「報われない母性、母体」ガール・ウィズ・ニードル KaMiさんの映画レビュー(感想・評価)
報われない母性、母体
妊娠や授乳という女性ならではの役割、さらにいえば子宮や乳房といった器官を、なりふり構わず「武器」にして生き抜く女性たち。同時に、それが本来の目的に向けられない痛ましさを見せつけられる映画だった。
裁縫工場で働くカロリーネは、戦争に行った夫を待ちながら困窮している。形勢逆転のため工場長の男性と関係を持ち、妊娠を理由に結婚にこぎつけようとするが、所詮は身分違いで破談。望まない妊娠に加えて工場もクビになり、完全に空回りだ。
入浴施設で自ら堕胎(!)しようとしているところ、養子縁組を斡旋する中年女性ダウマに出会い、産んだ子どもを託す。
子どもとの別れが皮肉にもカロリーネの母性を目覚めさせた。養子に出された赤ちゃんの引き取り手が決まるまで授乳する役目を引き受ける。それだけでなくダウマの7歳の娘イレーネにも母乳を与え始めるのだ。
前半までの悲痛な物語とは違い、曲がりなりにも母性の暖かさを感じる展開だが、ここで明らかになる恐ろしい事実。ダウマは赤ちゃんを養父母に斡旋などしておらず、自ら手をかけて殺害していたのだ。もちろん、カトリーネの子どもも。

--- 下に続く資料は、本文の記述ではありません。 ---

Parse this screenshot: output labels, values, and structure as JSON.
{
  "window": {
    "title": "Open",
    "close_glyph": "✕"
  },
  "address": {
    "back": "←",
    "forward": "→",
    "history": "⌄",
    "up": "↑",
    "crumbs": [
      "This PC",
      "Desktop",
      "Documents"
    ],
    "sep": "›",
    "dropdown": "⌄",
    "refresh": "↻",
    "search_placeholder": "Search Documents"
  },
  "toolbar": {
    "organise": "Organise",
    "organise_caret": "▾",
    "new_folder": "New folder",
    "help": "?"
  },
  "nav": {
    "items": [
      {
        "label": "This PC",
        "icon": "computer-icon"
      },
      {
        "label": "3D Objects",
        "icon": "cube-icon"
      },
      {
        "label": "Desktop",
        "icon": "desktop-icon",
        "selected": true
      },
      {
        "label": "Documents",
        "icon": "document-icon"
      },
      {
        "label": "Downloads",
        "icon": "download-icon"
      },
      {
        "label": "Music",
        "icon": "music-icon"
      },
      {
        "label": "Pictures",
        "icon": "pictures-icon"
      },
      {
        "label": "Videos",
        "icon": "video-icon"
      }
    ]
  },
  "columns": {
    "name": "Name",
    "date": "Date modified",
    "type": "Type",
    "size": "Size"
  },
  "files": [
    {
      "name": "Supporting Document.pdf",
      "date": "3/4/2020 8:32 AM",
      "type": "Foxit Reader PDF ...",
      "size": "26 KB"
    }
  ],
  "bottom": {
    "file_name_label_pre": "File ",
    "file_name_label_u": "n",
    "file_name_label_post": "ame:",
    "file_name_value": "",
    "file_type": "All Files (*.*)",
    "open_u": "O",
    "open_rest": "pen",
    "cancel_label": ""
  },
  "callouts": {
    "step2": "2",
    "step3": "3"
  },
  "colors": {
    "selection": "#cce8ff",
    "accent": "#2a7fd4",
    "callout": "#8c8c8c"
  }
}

多くの子を殺めながら、実子ではないイレーネを大事そうに育て、その子にカトリーネの母乳を飲ませる間、別の若い男と情事にふける。ダウマは女性として多くの矛盾を抱えており、謎の深さは陰の主人公と呼ぶのがふさわしい。
そもそも赤ちゃんを養子に出さないなら、乳母役としてカトリーネを雇う必要もなかったはず。ダウマは無意識に共犯者としてカトリーネを求めていたのではないだろうか。秘密を知ったカトリーネと一緒に赤ちゃんを圧殺するシーンは、まるで2人の情事のようだった。
終盤、ついに罪に問われたダウマに代わってカトリーネはイレーネを孤児院から引き取る。救いのあるラストではあるけれど、果たしてこれをカトリーネの成長と言ってよいのか。
容姿に恵まれ、戦争から戻った夫も(負傷によりサーカスの見世物になってしまったが)カトリーネを見捨てない。カトリーネを通じて、縫製工場で働く女性たち(ガール・ウィズ・ニードル)の不幸を描き切れたのかというと少し疑問なのだ。
思えば、産婆や乳母というように他者の生殖に介在する役割を女性は担ってきた。それが支え合いになることもあれば、命の否定に加担してしまうこともある。ダウマだけが加害者ではないだろう、本当の悪はどこにあるのだろうか。